Pitcairn was two days shy of his 24th birthday on Sunday, July 25, 2010, the day he was killed. He spent the weekend with his two sisters in New York City for an early birthday celebration, then took a Bolt bus back to Baltimore, where he performed cancer research.
But as he walked along the 2600 block of St. Paul St. talking to his mother on his cellphone, he was targeted by Wagner and his girlfriend, Lavelva Merritt — who has pleaded guilty to her role in the killing and testified for the prosecution last week. They robbed Pitcairn, stabbed him and left him to die on the sidewalk.
Pitcairn's mother, meanwhile, frantically tried to find help from her home inFlorida after hearing the commotion. Gwen Pitcairn tearfully told jurors last week at the trial's opening that she pleaded for her son's safety to the voices demanding money from her son, a thousand miles away in Baltimore.
The murder was a focus of last year's Baltimore state's attorney race and helped challenger Gregg L. Bernstein unseat longtime incumbent Patricia A. Jessamy.

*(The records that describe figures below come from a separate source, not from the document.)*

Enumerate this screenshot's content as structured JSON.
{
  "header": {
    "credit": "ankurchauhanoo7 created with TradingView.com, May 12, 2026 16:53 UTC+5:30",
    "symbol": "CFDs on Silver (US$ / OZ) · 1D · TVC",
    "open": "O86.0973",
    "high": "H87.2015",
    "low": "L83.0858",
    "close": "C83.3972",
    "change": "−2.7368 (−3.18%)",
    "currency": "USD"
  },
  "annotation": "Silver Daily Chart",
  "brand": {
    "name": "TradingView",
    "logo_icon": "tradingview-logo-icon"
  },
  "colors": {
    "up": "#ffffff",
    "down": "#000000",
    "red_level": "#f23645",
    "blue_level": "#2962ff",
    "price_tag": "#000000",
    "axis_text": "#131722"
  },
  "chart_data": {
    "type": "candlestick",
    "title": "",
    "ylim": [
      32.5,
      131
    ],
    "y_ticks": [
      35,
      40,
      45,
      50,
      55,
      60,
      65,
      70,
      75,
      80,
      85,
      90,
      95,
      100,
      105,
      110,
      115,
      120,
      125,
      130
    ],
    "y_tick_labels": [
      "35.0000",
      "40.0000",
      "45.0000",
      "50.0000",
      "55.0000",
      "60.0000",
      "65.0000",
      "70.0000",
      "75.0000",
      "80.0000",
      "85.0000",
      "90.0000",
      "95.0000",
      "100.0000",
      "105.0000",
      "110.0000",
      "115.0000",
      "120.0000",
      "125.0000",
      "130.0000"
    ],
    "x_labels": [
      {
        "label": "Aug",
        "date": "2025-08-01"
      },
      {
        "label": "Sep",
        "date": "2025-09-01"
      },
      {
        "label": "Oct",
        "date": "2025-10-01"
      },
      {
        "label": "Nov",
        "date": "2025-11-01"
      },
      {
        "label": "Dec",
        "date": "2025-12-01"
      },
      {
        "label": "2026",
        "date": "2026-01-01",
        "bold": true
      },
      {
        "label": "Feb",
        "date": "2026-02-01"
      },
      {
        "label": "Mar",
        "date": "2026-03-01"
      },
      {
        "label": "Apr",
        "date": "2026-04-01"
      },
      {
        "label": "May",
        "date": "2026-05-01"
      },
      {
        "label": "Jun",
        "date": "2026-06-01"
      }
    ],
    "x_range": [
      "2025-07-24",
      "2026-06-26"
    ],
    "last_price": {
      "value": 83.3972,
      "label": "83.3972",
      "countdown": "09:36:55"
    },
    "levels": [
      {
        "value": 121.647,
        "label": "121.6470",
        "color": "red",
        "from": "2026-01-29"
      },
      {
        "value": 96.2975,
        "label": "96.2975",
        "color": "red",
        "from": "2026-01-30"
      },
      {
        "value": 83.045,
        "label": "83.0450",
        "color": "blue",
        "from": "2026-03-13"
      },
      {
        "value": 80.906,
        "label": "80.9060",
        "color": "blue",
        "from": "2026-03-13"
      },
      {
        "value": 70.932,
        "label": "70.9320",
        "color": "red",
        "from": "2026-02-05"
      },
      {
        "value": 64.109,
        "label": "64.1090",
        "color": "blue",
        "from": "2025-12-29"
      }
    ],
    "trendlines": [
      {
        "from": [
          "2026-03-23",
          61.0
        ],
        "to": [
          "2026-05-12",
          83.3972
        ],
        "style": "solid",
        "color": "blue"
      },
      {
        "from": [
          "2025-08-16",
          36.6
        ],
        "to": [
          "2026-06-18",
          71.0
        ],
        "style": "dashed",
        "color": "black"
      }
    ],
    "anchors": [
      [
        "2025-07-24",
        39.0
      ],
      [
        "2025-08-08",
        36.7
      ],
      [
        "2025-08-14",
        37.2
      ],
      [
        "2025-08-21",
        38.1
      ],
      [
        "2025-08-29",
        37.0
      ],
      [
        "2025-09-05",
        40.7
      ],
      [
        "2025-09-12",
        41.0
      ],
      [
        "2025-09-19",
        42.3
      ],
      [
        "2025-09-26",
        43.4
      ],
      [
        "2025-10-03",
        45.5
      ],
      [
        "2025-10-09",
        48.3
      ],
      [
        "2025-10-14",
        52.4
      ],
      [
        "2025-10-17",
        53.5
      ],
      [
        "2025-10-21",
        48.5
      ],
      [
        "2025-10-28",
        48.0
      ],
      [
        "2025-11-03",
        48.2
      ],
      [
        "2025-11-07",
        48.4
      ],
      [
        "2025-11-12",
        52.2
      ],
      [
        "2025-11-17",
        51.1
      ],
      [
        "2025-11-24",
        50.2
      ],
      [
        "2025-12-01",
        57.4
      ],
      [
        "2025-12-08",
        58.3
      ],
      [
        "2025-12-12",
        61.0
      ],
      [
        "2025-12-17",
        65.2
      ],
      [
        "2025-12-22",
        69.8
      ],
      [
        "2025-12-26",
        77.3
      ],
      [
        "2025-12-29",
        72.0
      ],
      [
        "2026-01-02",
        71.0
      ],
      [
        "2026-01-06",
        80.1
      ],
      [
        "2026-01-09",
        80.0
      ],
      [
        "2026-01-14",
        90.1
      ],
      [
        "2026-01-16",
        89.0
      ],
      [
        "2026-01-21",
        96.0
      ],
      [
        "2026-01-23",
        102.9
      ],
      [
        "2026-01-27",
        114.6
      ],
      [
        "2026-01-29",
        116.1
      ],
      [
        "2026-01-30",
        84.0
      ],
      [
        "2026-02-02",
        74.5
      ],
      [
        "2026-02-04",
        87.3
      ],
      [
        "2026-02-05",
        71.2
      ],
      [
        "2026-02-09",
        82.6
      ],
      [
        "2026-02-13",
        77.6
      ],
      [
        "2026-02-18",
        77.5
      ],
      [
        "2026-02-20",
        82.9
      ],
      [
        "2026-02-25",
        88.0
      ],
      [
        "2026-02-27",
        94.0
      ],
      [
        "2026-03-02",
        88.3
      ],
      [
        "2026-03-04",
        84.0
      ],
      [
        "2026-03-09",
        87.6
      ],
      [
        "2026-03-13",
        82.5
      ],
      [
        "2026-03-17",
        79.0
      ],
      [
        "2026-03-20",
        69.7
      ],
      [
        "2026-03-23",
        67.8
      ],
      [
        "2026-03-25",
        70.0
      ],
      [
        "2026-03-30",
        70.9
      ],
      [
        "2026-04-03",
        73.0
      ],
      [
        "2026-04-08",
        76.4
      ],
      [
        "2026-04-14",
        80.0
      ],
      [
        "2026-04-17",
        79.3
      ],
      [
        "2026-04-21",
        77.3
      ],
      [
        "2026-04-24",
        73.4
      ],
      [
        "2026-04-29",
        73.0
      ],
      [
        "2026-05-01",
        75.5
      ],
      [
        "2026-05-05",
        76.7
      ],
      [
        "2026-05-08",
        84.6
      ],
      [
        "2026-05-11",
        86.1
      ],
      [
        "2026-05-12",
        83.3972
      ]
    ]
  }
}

Bernstein held a campaign news conference on what would have been Pitcairn's birthday, railing against Jessamy's failure to keep violent repeat offenders off the streets.
"If the state's attorney had done her job ... Stephen Pitcairn might still be alive today," Bernstein said at the time, calling the murder "not just senseless, but preventable."
He said in a telephone interview Wednesday that his office was "extremely gratified" by the jury's verdict.
"The defendant represents one of the focal points and objectives of our office, which is to successfully prosecute repeat violent offenders and ensure that they are incarcerated for substantial periods of time so that they do not continue to go through this revolving door and prey upon the citizens of Baltimore," Bernstein said.
Wagner, 38, has previous convictions for assault, theft and violating probation, though he was frequently allowed to remain free. And in at least one instance, prosecutors dropped robbery charges against him despite surveillance video evidence.
Merritt, 25, has at least five convictions on her record, most for drug offenses.
The case against Wagner largely relied upon her cooperation. Testifying against Wagner, she outlined a chilling scenario in which the couple set out looking for someone to rob. They came up behind Pitcairn and grabbed him, demanding money.
Wagner stabbed Pitcairn, and Merritt punched him after he fell, according to testimony. They took his iPhone and his wallet, a Christmas gift from his mother.